- Education: Bachelor degree in media and cultural studies from the university of Southampton, United Kingdom.
- Occupation(s): Gambia journalist, women's rights activist and politician
- Known for: Gambia first women government director of press and public relations
- Notable work: Manager of the presidential campaign of Isatou Touray in 2016 Gambia presidential election
- Parents: Imam Hatab Bojanng (father); Ya Khan Jobe (mother);

= Amie Bojang-Sissoho =

Gambian women's rights activist and politician

Amie Bojang-Sissoho is a Gambian journalist, women's rights activist and politician. She emerged Gambian first woman government's Director of Press and Public Relation following her appointment by president Adama Barrow.
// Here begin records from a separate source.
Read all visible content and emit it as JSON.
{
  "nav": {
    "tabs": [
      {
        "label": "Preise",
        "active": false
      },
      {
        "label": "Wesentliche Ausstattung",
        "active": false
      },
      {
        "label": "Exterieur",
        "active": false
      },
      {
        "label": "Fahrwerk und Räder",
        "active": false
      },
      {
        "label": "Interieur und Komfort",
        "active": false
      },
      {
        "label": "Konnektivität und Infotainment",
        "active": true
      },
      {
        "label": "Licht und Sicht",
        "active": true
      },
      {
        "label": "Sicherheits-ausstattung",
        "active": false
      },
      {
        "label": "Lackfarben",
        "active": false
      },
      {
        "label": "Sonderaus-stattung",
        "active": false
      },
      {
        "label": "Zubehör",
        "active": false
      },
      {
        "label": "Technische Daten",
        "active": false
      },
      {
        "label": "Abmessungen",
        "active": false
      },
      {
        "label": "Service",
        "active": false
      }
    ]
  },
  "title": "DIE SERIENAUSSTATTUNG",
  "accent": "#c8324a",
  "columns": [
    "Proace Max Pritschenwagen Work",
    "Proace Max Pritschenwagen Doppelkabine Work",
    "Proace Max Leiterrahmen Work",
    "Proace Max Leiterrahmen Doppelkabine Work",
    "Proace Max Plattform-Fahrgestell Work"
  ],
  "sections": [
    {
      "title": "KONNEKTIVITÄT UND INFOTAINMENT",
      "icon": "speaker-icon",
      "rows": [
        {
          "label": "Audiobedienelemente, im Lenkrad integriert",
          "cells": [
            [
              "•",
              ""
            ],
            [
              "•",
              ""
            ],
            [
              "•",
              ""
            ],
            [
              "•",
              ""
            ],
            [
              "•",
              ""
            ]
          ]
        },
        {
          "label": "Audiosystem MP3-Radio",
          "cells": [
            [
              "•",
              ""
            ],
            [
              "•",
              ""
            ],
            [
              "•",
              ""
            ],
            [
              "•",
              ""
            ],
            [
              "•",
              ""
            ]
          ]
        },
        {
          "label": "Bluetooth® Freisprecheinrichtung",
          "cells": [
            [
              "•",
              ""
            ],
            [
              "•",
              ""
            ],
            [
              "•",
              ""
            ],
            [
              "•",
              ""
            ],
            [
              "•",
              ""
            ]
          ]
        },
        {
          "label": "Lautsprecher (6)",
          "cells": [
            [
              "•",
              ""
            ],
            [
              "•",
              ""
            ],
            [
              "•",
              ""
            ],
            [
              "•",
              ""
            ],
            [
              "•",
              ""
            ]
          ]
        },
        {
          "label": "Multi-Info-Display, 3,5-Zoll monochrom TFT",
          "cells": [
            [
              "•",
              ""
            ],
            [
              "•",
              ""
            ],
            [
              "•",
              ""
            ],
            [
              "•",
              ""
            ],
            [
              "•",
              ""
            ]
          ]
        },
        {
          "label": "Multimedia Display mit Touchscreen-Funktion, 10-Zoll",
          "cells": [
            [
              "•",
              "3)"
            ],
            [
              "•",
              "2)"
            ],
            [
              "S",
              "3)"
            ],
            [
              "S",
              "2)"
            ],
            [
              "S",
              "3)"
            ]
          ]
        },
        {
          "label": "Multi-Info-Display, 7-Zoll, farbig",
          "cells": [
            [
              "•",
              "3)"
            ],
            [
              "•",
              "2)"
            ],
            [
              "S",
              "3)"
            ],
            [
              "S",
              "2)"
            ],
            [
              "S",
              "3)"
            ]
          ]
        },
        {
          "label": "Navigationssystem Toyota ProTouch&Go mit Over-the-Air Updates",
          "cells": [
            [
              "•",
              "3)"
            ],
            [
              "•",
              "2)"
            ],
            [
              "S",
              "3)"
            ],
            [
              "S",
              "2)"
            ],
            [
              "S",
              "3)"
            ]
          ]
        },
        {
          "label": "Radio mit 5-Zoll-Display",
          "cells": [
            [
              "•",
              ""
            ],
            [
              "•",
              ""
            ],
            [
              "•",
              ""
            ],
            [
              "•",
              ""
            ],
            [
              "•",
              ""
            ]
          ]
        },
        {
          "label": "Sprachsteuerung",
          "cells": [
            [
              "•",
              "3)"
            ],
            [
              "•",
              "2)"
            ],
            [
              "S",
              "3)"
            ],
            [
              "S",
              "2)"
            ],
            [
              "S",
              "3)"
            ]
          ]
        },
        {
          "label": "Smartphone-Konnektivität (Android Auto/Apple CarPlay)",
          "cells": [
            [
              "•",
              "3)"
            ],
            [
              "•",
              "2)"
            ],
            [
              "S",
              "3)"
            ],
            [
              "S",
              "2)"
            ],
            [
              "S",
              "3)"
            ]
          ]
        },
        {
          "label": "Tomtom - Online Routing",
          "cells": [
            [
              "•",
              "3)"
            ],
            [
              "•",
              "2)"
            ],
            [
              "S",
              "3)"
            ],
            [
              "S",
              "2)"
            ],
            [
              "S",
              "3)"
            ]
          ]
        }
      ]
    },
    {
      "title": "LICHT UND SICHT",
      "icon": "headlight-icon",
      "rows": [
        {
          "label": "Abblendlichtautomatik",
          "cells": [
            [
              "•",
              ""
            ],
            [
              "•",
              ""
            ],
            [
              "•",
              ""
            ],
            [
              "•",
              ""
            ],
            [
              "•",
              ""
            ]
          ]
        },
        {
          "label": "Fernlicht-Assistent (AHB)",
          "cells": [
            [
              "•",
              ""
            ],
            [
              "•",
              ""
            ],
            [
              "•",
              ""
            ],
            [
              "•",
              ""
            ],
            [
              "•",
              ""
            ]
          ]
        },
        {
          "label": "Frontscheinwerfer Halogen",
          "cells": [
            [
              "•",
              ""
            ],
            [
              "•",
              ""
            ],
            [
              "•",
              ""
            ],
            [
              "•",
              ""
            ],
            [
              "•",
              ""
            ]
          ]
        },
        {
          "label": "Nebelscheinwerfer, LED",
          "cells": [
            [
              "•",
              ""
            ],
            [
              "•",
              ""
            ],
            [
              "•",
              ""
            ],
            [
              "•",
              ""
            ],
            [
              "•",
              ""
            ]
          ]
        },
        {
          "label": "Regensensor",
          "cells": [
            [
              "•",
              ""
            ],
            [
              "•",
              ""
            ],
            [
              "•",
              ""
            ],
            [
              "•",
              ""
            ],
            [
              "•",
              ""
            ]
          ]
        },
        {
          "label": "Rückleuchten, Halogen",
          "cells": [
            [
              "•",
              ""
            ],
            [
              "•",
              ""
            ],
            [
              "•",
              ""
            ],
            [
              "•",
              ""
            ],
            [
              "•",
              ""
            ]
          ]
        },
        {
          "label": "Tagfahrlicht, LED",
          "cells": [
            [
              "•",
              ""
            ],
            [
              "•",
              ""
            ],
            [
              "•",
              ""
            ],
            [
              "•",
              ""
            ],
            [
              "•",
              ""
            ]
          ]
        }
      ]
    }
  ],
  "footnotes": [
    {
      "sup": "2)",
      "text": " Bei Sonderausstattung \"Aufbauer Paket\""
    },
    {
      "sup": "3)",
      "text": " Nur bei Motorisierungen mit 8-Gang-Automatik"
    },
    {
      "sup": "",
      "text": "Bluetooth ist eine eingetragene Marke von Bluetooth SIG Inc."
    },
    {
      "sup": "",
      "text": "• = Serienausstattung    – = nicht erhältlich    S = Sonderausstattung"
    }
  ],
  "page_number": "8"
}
== Background and education ==
Bojang-Sissoho was born in Gunjur. Her father was Imam Hatab Bojang (1937-1984) and her mother was Ya Khan Jobe. Bojang-Sissoho studied for a bachelor's degree in Media and Cultural Studies at the University of Southampton, United Kingdom.

== Career ==
She began her professional career with the Gambia Radio & Television Service (GRTS) and worked there for a long time. She was the manager of the presidential campaign of Isatou Touray in the 2016 Gambian presidential election until Touray withdrew his candidacy to support Adama Baroow, who went on to win the election. After taking power, Barrow named her government's Director of Press and Public Relation. Bojang-Sissoho is a Programme Coordinator of the Gambia Committee for Traditional Practices (GAMCOTRAP). she was arrested along with Touray, on 11 October 2010, on charges of embezzlement of 30,000 euros and imprisoned in Mile 2 prison but were cleared of all charges against by the court.